Pitonlar bulundukları ortama göre buldukları ceylan, dağ keçisi, antilop, geyik, yaban domuzu,küçükbaş hayvan , tavşan, tilki ve buldukları her şeyi yiyebilirler. Piton yılanı yumurta bırakarak çoğalır. Üremede hem erkek hem de dişi yılana ihtiyaç vardır.
KOBRA YILANI
Kobra yılanları genellikle sıcak iklimlerde yaşarlar ve boyları 1 metre ile 6 m kadar olabilmektedir. Çok tehlikeli olan bu yılan türü kurbanını belirledikten sonra kurbanına karşı gövde gösterisi yapar. Kuyruğu üzerinde dik durarak boynunu genişletir ve farklı bir görünüm gösterirler , bazı türleri 8 m ilerdeki bir canlının gözüne hedefi ıskalamadan zehirini fırlatabilir.

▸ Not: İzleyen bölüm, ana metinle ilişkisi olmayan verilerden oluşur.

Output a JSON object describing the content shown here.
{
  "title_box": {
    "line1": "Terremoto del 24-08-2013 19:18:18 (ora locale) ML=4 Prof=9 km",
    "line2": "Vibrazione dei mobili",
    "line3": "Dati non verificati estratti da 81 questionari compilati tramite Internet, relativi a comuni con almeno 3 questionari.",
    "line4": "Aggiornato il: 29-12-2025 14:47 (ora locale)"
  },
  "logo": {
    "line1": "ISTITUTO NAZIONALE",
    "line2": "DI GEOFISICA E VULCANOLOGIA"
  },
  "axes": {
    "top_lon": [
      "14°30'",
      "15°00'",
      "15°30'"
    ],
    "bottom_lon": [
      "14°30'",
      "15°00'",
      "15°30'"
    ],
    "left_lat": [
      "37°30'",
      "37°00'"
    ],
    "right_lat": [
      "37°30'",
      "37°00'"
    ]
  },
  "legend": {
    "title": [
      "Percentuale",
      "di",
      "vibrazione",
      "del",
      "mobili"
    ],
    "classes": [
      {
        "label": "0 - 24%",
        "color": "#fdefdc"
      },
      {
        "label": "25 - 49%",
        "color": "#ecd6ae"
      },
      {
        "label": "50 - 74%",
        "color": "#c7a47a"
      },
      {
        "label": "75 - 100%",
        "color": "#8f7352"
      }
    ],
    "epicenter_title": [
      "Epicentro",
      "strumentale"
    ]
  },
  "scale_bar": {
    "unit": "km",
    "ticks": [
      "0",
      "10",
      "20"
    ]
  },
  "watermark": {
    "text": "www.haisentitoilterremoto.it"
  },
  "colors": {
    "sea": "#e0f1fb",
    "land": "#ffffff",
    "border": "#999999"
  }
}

Kobra yılanının zehiri o kadar güçlüdür ki canlıyı anında felç eder ve kıpırdayamaz hale getirir.
Bulundukları ortama göre farklı isimlerle anılırlar; çöl kobrası, Afrikakobrası, kral kobra, Asya kobrası ve Hint kobrası diye bir çok isimle anılırlar. Kobranın güçlü ve atik oluşundan insanlara arasında farklı işlere ve olaylara bu canlının ismi verilir. Televizyonlarda kobra takibi, katil kobra, korkunç kobra gibi filmler ile insanlar arasında ün ve korku salmış bir yılandır.
BOYNUZLU ENGEREK
Boynuzlu engerek yılanının başının üstünde boyunuza benzer bir çıkıntı vardır. Ufak hayvan türleri ile beslenirler ve bazen diğer yılan türlerini yerler. Kış geldiğinde kış uykusuna yatarlar, ilkbaharda havaların ısınması ile yeniden aktif hayatlarına dönerler. Yaz ortalarında 8 – 14 kadar yavru yaparlar, boyları 1 metre kadardır. Boynuzlu engerek yılanı Türkiye’nin her yerinde görülürler. Boynuzlu engerek zehirli bir yılandır ve zehiri oldukça güçlüdür. Tehlikede olduklarını anladıklarında tehlikeye doğru atılır ve saldırırlar.
MISIR KOBRASI
Mısır Kobrası zehirli bir yılan türüdür ve tamamının rengi siyahtır. İster yavru ister yetişkin olsun hepsi zehirlidir. Mısır Kobrası gündüzleri kuytu bölgelerde dinlenirken geceleri aktiftirler. Mısır kobrasının boyu yaklaşık 2 metreye kadar ulaşır.
KÖR YILAN
Bu yılanlar gözlerinin körelmesinden dolayı bu ismi almışlardır. Vücutları şeffaf renklerdedir. Bir kör yılanın boyu yaklaşık olarak 40 santimetreye kadar ulaşabilmektedir. Görünüm itibariyle solucana benzerler. Dişi kör yılan bir defasında7-8 kadar yavru doğurabilir.
Ülkemizde görülen diğer yılan türlerinden bazıları şunlardır:
1 – Çukur başlı yılan 2 – Kedi gözlü yılan 3 – Kara yılan 4 – Su yılanı5 – Hazer yılanı 6 – Kırmızı yılan 7 – Sikkeli yılan 8 – İnce yılan
1 – Yılan ısırmasında kişi hareket etmeden ısırılan yer ile vücudunun diğer bölgelerine kan akışını engelleyecek şekilde bağlamalı.
2 – Isırılan nokta bir bıçak ile çizilip kanatılmalı ve zehir akıtılmalı.
3 – Mutlaka süt ile birlikte emilip atılmalı.
4 – Isırılan kişiye yapılan bu müdahalelerden sonra mutlaka en yakın hekime gidilmeli.
5 – Isıran yılanı yakalamaya çalışılmamalı.